I then updated Metaphlan using
conda install -c conda-forge -c bioconda metaphlan
and got the following error message:
Preparing transaction: done
Verifying transaction: /
SafetyError: The package for humann located at /mnt/volume/miniconda3/pkgs/humann-3.6-pyh7cba7a3_2
appears to be corrupted. The path ‘site-packages/humann/humann.cfg’
has an incorrect size.
reported size: 655 bytes
actual size: 728 bytes
humann_test looks fine and I can run the demo file in Metaphlan. But when I try to run the demo file in humann I get the following output:
humann -i demo.fasta -o humann_output/
Output files will be written to: /mnt/volume/metaphlan_test/humann_output
Running metaphlan …
Traceback (most recent call last):
File “/mnt/volume/miniconda3/envs/humann3/bin/humann”, line 10, in
File “/mnt/volume/miniconda3/envs/humann3/lib/python3.7/site-packages/humann/humann.py”, line 979, in main
custom_database = prescreen.create_custom_database(config.nucleotide_database, bug_file)
File “/mnt/volume/miniconda3/envs/humann3/lib/python3.7/site-packages/humann/search/prescreen.py”, line 215, in create_custom_database
config.metaphlan_v3_db_version+" or “+metaphlan_v4_db_version+” . Please update your version of MetaPhlAn to at least v3.0."
NameError: name ‘metaphlan_v4_db_version’ is not defined
I assume this problem has to do with the updated Metaphlan version I want to use, but I am confused since I was able to run Metaphlan4 and humann3 together on a different machine. Can you help me figure out and fix the problem?
Thank you already!
It looks very much like my question for your info: Status of HUMAnN with respect to MetaPhlAn 4.0.5
Also we have a working docker if you want, take a look at Docker, be careful to use 18.104.22.168 version to get HUMAnN working.
If you look into our Dockerfile source (which is linked from above), you’ll find our conda install line that works fine with us:
micromamba install -c conda-forge -c bioconda -c biobakery metaphlan=4.0.3 humann=3.6 seqtk=1.3
PS sorry do not use metaphlan=4.0.5 it does not work AFAIK.
Just to clarify, I edited my previous post which at one point included a mistake, make sure to use metaphlan=4.0.3 and not 4.0.5
Thank you very much for the quick and helpful reply. Downgrading Metaphlan to v 4.0.3 really got rid of the initial problem. Anyhow, I still can’t stop Metaphlan from downloading the new database when I run it, even when I safe the “v21” database in the right folder. Do you know how to stop it from doing so?
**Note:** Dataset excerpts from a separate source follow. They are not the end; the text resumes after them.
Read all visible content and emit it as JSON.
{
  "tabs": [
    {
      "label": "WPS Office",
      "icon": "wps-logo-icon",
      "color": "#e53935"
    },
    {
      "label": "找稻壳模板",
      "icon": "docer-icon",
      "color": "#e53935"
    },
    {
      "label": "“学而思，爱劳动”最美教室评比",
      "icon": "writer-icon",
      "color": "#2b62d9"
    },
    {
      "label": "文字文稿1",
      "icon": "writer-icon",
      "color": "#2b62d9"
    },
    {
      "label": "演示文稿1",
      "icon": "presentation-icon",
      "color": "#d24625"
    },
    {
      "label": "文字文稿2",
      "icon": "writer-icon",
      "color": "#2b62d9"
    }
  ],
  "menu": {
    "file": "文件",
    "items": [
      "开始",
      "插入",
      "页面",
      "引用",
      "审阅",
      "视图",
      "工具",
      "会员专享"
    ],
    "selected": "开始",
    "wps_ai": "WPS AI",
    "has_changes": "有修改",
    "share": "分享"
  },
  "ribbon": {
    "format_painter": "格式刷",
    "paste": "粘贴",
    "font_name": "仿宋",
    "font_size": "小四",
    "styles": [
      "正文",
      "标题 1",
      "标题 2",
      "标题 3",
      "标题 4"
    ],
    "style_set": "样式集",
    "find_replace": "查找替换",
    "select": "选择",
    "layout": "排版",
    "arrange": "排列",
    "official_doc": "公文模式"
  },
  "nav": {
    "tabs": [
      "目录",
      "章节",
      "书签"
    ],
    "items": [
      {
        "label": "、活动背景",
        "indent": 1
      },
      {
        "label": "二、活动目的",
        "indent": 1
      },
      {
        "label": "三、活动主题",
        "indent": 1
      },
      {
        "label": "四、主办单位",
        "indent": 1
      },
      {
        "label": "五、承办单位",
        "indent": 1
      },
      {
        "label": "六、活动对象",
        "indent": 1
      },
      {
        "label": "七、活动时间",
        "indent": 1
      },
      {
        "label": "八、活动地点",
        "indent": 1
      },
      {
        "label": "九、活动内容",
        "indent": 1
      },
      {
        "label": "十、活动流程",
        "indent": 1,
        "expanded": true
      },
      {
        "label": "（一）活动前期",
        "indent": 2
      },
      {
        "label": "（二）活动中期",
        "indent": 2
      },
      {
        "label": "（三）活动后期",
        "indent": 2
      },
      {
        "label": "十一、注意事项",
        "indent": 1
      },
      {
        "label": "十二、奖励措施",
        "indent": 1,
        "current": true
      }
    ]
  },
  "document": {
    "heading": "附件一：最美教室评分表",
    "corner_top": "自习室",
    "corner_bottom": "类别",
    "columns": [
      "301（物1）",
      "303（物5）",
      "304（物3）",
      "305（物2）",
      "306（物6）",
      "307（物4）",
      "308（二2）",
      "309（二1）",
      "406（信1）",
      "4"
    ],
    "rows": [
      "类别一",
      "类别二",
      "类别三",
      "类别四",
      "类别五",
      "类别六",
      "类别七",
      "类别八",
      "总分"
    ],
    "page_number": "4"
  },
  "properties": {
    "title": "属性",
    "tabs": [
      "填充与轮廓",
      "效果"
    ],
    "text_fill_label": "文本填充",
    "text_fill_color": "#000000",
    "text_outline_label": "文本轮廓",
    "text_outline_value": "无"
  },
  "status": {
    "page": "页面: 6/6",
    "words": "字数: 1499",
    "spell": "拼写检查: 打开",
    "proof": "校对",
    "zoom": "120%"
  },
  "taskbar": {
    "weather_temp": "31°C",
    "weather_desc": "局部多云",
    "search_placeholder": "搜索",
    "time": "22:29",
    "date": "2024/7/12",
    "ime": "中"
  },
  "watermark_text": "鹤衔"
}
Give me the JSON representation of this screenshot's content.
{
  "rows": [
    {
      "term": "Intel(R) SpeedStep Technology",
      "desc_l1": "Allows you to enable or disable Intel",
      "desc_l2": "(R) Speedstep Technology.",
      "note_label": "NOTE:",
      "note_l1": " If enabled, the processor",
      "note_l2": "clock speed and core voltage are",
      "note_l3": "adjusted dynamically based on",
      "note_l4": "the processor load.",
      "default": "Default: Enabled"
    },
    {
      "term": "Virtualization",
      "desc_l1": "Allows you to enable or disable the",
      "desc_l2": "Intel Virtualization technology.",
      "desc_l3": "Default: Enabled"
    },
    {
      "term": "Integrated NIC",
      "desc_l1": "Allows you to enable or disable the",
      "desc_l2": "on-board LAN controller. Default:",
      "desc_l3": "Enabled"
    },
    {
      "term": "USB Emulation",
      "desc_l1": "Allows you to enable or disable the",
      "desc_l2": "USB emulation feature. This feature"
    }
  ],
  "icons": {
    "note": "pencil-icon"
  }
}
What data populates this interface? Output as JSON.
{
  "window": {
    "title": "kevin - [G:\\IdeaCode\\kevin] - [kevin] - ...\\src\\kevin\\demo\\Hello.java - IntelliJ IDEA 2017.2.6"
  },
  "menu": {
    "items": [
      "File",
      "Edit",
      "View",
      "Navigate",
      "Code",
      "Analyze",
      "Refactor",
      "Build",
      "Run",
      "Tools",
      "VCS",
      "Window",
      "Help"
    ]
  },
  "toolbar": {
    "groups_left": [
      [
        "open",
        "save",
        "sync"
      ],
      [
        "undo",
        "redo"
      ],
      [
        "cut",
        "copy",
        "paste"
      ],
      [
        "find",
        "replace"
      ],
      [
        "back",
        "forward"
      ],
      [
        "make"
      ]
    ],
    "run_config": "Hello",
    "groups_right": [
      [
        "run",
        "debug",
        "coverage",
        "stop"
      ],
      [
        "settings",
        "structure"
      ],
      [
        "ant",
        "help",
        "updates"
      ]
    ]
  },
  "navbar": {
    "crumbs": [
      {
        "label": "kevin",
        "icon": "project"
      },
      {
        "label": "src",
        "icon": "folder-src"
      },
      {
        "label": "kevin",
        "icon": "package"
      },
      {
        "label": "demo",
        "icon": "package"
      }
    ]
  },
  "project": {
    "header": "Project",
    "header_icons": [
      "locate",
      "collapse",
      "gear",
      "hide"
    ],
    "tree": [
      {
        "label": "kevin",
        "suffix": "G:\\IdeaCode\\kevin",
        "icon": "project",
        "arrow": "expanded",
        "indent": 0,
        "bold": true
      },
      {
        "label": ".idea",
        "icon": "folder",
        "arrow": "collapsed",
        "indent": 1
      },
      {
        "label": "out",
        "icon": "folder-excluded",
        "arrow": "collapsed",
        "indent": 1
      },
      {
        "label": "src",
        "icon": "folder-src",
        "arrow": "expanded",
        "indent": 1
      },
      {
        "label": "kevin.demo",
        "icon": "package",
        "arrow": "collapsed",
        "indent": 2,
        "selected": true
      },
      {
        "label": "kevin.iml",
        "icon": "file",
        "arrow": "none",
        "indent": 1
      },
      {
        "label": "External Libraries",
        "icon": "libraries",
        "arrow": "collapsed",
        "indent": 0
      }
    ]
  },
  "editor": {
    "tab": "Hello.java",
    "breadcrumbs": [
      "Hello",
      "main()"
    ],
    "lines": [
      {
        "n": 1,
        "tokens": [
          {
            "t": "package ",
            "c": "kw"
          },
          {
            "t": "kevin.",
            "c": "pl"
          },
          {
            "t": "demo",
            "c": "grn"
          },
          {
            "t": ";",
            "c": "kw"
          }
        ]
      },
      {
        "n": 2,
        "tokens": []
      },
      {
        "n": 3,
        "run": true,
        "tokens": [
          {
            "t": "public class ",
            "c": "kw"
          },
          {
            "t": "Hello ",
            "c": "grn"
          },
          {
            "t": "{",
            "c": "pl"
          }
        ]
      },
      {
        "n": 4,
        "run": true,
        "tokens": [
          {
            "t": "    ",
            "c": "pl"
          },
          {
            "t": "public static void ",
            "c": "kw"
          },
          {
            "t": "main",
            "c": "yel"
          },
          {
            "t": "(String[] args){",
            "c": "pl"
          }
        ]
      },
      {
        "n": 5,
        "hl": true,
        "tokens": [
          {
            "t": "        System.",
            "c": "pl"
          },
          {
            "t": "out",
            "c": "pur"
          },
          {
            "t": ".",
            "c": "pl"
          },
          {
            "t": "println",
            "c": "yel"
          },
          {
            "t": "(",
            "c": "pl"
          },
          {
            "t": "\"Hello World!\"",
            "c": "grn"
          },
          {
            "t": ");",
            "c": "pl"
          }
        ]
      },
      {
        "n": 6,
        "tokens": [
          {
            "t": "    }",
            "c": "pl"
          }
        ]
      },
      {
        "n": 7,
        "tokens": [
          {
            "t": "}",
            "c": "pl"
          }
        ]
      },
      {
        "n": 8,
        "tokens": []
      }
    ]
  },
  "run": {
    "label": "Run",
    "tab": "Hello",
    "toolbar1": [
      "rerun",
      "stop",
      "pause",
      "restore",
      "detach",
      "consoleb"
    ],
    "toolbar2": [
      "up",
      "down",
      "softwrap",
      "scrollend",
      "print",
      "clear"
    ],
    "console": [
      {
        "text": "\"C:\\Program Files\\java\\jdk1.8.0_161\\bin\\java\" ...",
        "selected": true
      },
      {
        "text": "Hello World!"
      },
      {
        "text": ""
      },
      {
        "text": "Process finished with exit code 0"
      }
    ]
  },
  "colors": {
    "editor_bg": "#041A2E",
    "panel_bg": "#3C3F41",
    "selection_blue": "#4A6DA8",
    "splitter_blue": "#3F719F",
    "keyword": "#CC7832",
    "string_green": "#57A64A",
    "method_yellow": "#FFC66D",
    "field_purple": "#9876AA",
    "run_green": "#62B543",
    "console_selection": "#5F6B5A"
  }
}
I already tried running it like
humann -i demo.fasta -o sample_results --metaphlan-options “–mpa3 --index mpa_vJan21_CHOCOPhlAnSGB”
but it did not do the trick.
Hello, Yes you are right. Using the Jan21 MetaPhlAn database is currently required by HUMAnN. Sorry for the confusing error message. The error message has been improved in the latest release (HUMAnN v3.6.1).
Have you tried running with the latest MetaPhlAn version, removing the “–mpa” option (which is no longer needed), but specifing the vJan21 database (see below)?
humann -i demo.fasta -o sample_results --metaphlan-options “–index mpa_vJan21_CHOCOPhlAnSGB”
metaphlan --install --index mpa_vJan21_CHOCOPhlAnSGB_202103 --bowtiedb <path/to/metaphlan/database>
Thank you for posting the command! If you install the database at the default location or if you install it in a custom location and add
--bowtiedb <path/to/metaphlan/database> to your
--metaphlan-options it should stop MetaPhlAn from trying to download the latest database.